AUGUSTA –– Gov. Paul LePage said Tuesday that his administration is backing off its plan to expand the Maine State Lottery to include the gambling game Keno at as many as 300 locations.

In remarks to reporters during a maple syrup season ceremony at the Blaine House, LePage said he personally doesn’t like gambling and supported the Keno proposal only because he thought Democrats wanted the lottery expansion.

“If they don’t want it, then we’ll kill it,” he said. “In fact, I told them to go kill it now.”

The announcement comes a day after Richard Rosen, the governor’s finance chief, defended the initiative before the Legislature’s Veterans and Legal Affairs Committee. Members of the panel had submitted emergency legislation to block the initiative, which they argued would drift too far into traditional gambling and transform convenience stores and restaurants into mini-casinos.

Some also questioned whether the administration blind-sided the Legislature with a proposal that has proven controversial in the past and because it had done so through the rulemaking process rather than legislation.

“Legislators could have brought their concerns to the Administration and we could have avoided this debate,” LePage said in a written statement. “While the Executive Branch is authorized to add a game to the Maine State Lottery without legislative approval, we will not add keno this year.”
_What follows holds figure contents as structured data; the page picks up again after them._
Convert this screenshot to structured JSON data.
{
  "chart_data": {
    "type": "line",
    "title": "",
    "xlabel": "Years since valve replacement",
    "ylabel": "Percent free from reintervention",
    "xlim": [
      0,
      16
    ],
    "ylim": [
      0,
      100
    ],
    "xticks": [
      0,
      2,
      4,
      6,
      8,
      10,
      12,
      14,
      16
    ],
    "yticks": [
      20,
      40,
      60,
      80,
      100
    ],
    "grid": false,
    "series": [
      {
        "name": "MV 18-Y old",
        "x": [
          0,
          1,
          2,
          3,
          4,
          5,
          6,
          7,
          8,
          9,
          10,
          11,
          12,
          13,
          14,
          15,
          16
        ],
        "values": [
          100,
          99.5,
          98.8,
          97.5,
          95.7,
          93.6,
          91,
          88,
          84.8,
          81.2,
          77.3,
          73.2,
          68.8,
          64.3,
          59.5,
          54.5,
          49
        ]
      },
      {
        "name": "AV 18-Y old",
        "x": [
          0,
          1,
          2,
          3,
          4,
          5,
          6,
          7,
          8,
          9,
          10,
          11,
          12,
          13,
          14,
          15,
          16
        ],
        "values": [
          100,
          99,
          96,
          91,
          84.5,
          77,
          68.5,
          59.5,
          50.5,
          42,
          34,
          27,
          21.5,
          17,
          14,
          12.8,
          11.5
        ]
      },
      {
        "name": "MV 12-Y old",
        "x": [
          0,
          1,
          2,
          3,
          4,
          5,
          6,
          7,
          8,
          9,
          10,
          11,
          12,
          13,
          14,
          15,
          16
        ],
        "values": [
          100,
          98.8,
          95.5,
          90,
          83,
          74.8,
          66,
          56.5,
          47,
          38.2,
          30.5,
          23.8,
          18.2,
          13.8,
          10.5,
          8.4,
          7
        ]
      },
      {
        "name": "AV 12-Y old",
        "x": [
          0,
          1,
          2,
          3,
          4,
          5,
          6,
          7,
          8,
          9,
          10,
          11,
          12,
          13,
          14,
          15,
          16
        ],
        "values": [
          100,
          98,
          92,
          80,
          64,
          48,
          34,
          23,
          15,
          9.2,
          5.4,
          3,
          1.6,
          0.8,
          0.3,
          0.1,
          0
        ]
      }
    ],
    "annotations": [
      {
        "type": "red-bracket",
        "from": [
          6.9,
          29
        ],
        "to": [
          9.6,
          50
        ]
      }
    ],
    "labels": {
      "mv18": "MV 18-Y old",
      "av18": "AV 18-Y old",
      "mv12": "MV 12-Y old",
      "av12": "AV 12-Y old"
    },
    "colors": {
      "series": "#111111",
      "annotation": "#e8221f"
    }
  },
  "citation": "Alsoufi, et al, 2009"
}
He added, “Democrats have expanded gambling in our state, and the people of Maine have said they want casinos. But now is not the time to have another debate over gambling. We are focused on cutting the tax burden for Maine people by $300 million and bringing prosperity to the future of our state.”

Keno is a game offered at casinos in which a player selects 10 out of 80 numbers for cash prizes. The state’s Bureau of Alcoholic Beverages and Lottery Operations was preparing to allow the game at licensed lottery retailers, such as convenience stores, and fraternal organizations, such as American Legion halls. The bureau estimated the expansion would yield $8.7 million in revenue for the General Fund in the first 12 months.

The administration’s proposal also drew opposition from the Christian Civic League of Maine, which chastised the governor for introducing a gambling initiative that would “lead to more compulsive gamblers.”

“And the more compulsive gamblers we have, the greater chance for domestic abuse we will have as well,” said Carroll Conley, the league’s executive director. “It is this reality that is truly upsetting, as the governor’s proposal to expand state-sponsored gambling severely undercuts his stated commitment to reduce domestic violence in our state.”

The bill to block the Keno expansion was expected to be reviewed in a legislative work session Wednesday.